Economics of pass through MM
I've been at MM for close to 5 years now, and I've never gotten a straight answer as to how pass through fees work. Some people say the pod bonus comes from the 20% incentive fee, others say it is baked into the pass through fee, and some say it is a blend. So let's do a thought experiment.
Assume I have a fund with 100 dollars and charge pass through fees. I make 15% this year. Let's just assume conservatively that base expenses e.g. salaries, Bloombergs, office space comes out to $3 (3% fee). Now the question is how do I pay my PMs who have made money.
Now if all of the PMs are positive then this question is straightforward. Each PM makes 20% of his PnL which comes out to 20% of 15% -> $3 allocated to PM bonuses.
The more likely scenario is that some PMs are down and some are up and the firm has to bear out the netting risk. Now let's say the up PMs made $25 and the down PMs lost $15. That means that you need to allocate 20% of 25% as bonuses which comes out to $5.
I guess I have answered my question because it seems like in a reasonable year the bonus ($5) and the baseline fees ($3) would both come out as part of the pass through fee and the 20% incentive would be the cherry on top for management. Seems reasonable but curious if anyone had a better idea of what actually goes on.
Thats not right. Management doesn't get 20%
Edit: not going to explain the nuance.
Please explain how the economics work then
It is exactly how you laid it out. And yes, people like KG and Izzy do get 20% all to themselves.
The owners of the MM Fund (Ken at Citadel, Izzy at Millenium get 20% of the trading P&L (this is the "performance fee to investors").
Separately, the Pod PMs get 15-18% of their Pod P&L, to be distributed to themselves and all their employees (analysts, etc...)
However, the source of that 15-18% that's given to the PM does not come from the 20% that Ken and Izzy get...that is charged (passed thru) to the typical 2% AUM Mgmt fee directly to LP investors (in the case of Millenium and Citadel, that 2% fee is more like 5-6% of AUM).
So, after both that 5-6% AUM mgmt fee (pays for all employees, PMs + analysts salary and bonus+ all tech+infrastructure costs) and the 20% performance fee to the owner of the business (Izzy / Ken), fund investors tend to net, on avg around 8% a year (this varies of course).
6% a year seems low right? MLP is known to net around 13-14% annually since inception. Unless those numbers are pre pass through fee (doubt it)?
some MM funds like Millenium and Citadel do better than 6%...some do worse...i was just throwing out a number, hence the "this varies of course"
I think the part about the pod P&L not coming from the fund's 20% performance fee is correct. That is what the term "pass-through" imply. Other parts are a bit different from what I know.
Pods receives a certain management fee that is a function of their book size. This budget covers the base salary for the team and other costs (infra costs, office and desk space etc). The costs are charged by the MM and paid back to them.
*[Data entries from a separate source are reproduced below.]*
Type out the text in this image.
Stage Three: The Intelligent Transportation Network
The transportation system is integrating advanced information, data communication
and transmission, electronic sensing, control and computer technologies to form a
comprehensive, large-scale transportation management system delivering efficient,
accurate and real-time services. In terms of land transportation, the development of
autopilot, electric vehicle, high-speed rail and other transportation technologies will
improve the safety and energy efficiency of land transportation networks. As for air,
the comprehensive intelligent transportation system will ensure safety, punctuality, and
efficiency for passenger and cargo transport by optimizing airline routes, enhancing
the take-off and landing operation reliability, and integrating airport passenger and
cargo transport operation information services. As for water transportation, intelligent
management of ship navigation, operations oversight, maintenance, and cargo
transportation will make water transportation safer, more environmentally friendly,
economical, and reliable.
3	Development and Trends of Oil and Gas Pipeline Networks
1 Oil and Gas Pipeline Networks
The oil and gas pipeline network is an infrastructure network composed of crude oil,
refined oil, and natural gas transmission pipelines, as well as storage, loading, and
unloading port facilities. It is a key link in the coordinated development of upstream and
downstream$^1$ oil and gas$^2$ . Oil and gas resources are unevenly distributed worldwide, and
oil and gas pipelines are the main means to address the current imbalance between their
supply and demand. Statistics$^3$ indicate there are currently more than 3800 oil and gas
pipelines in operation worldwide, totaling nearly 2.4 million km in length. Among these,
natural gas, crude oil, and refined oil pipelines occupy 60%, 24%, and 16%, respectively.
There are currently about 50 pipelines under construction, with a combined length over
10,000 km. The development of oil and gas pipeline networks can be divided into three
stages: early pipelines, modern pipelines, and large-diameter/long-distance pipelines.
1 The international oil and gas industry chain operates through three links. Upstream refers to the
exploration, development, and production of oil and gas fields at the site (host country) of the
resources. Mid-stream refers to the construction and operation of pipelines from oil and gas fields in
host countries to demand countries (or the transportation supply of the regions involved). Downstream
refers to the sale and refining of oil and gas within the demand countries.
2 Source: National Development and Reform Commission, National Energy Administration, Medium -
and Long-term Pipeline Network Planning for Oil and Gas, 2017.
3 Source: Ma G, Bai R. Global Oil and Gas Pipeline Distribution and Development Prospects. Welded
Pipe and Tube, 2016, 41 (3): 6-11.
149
The performance fees for the pods are a percentage of their PnL after deducting any excess costs not covered by the budget for the pod.
The pass-through model typically results in around a 30-3 costs for their investors.
When PMs start out at MM, people here mention they get ~100M to work with, or ~5M risk. Is this before leverage? There was also some talk of Citadel PMs getting 1B - that has to be after leverage right?
100mm allocated to each pod is pre-leverage
My understanding is that leverage is done at the fund level, the chunk of the book (i.e the 100M) that a pod gets to start with comes from the post-leveraged amount.
How do these funds get away with 5% management fees? just curious because everyone always talks about fee compression so pretty interesting that LP's are willing to pay up. Do you think this is sustainable or how does it compare against top PE funds?